Même si elle est « très à gauche économiquement », a déclaré Attias, elle refuse de se qualifier de gauchiste car elle reste « extrêmement critique » envers la gauche qui, selon elle, est souvent « très éloignée des Palestiniens et de la pauvreté » et des problèmes qu’elle prétend traiter. champion.

Le rabbin Hanan Schlesinger, un militant de la coexistence qui vit dans l’implantation cisjordanienne d’Alon Shvut, a décrit son expérience lors de la conférence sur Facebook. « Je me suis rarement senti aussi chez moi et aussi à l’aise dans une mer de kippot en Israël », a-t-il écrit, faisant allusion au fait qu’en Israël, le style et la présence de son couvre-chef sont largement considérés comme révélateurs de son orientation religieuse. et la politique pareillement.

La conférence n’a pas hésité à soulever des sujets brûlants sur lesquels tout le monde dans la salle n’était pas d’accord. « Parce que nous avons essayé d’inclure autant d’opinions de gauche que possible, tout le monde s’est senti un peu mal à l’aise à un moment donné », a déclaré Pfeuffer, notant qu’il y avait un cercle LGBTQ et même des références à « l’apartheid » par un conférencière, la rabbin orthodoxe Leah Shakdiel.

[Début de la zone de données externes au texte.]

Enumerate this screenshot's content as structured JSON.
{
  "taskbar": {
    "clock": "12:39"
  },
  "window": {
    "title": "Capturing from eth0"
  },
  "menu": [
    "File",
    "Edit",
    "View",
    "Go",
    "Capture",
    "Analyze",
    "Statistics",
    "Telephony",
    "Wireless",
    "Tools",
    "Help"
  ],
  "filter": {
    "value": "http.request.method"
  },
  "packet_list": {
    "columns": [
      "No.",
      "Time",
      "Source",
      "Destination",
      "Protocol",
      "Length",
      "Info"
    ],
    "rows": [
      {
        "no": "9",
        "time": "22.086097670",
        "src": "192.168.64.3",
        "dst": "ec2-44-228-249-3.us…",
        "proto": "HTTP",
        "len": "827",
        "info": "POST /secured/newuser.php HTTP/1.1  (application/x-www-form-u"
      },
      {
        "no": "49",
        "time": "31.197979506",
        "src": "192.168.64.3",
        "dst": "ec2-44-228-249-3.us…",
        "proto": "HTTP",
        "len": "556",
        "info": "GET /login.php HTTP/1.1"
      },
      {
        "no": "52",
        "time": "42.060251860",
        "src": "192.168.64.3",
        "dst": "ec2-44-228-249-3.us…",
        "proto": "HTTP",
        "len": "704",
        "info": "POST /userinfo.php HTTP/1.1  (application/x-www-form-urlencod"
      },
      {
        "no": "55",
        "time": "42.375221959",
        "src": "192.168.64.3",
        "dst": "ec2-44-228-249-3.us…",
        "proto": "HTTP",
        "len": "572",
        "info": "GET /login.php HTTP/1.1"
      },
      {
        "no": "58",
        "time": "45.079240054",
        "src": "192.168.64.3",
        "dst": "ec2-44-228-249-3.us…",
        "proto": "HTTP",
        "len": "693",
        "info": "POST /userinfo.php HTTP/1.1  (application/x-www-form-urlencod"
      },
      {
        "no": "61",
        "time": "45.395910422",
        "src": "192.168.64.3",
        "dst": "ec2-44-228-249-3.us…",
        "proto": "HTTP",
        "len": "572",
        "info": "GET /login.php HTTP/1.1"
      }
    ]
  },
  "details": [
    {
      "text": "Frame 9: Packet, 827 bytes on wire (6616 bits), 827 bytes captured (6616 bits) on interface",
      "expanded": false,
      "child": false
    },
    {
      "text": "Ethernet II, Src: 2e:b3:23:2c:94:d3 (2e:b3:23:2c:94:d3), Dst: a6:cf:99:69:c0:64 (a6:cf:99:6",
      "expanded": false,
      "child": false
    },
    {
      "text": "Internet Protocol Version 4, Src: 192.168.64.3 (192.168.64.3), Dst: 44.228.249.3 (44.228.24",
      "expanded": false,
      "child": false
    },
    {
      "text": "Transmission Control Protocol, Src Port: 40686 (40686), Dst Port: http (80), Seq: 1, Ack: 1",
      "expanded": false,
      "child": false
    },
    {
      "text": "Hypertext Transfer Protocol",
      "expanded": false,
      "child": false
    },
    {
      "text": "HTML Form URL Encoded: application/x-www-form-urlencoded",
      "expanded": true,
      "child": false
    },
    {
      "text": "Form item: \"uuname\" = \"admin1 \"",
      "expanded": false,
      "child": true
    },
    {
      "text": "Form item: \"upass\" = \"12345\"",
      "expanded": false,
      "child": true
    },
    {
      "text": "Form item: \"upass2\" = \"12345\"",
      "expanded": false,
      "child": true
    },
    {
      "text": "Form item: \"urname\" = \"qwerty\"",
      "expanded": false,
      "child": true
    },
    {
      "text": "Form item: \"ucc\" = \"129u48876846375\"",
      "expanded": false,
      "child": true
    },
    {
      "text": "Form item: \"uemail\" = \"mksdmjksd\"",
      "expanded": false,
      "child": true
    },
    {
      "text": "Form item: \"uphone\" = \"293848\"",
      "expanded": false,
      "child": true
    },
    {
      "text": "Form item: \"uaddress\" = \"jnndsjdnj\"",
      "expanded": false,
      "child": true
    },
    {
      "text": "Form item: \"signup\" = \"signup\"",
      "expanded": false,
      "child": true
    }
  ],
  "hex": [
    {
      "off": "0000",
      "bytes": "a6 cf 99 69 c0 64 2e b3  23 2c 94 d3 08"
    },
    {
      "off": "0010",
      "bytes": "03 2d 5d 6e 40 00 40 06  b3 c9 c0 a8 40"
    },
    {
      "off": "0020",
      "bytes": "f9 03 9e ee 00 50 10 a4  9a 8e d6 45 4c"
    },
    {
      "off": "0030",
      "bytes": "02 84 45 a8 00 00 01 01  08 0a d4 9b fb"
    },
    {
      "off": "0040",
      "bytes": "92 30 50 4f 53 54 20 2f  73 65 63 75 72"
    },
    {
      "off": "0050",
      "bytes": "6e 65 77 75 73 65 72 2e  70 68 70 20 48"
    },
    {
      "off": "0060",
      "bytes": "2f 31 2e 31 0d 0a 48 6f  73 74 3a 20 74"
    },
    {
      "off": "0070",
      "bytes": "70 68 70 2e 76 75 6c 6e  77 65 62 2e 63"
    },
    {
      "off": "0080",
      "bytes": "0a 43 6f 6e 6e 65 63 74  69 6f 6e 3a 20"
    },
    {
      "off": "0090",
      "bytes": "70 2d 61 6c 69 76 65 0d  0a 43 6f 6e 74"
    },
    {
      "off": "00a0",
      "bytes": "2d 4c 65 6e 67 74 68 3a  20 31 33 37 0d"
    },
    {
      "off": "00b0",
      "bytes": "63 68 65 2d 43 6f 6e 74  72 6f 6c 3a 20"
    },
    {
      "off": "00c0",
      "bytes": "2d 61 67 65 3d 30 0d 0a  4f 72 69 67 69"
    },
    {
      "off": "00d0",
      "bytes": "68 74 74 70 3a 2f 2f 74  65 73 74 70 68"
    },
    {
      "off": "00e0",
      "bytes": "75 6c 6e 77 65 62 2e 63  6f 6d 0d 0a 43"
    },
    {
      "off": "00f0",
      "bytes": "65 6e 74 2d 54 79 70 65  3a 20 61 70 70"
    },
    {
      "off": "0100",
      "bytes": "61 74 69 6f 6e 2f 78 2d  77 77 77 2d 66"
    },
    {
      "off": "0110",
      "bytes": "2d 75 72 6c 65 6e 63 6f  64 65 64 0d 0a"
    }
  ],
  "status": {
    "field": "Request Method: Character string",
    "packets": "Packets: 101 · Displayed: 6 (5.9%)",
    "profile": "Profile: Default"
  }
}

« Si vous êtes très à l’aise, vous n’apprenez probablement pas quelque chose de nouveau », a déclaré Pfeuffer.

Une chose qui distingue la conférence des autres rassemblements de gauche est le sentiment d’espoir et d’optimisme.

« L’humeur générale des experts de la gauche libérale est pessimiste », a déclaré Manekin.

L’atmosphère de la conférence, en revanche, était «émotionnellement édifiante, énergisante et proactive», a-t-il déclaré. « Ce sentiment de ‘nous avons maintenant une mission’ est très révélateur des communautés religieuses en général. Ce sentiment qu’une fois que vous vous rassemblez, vous pouvez en fait faire beaucoup de choses.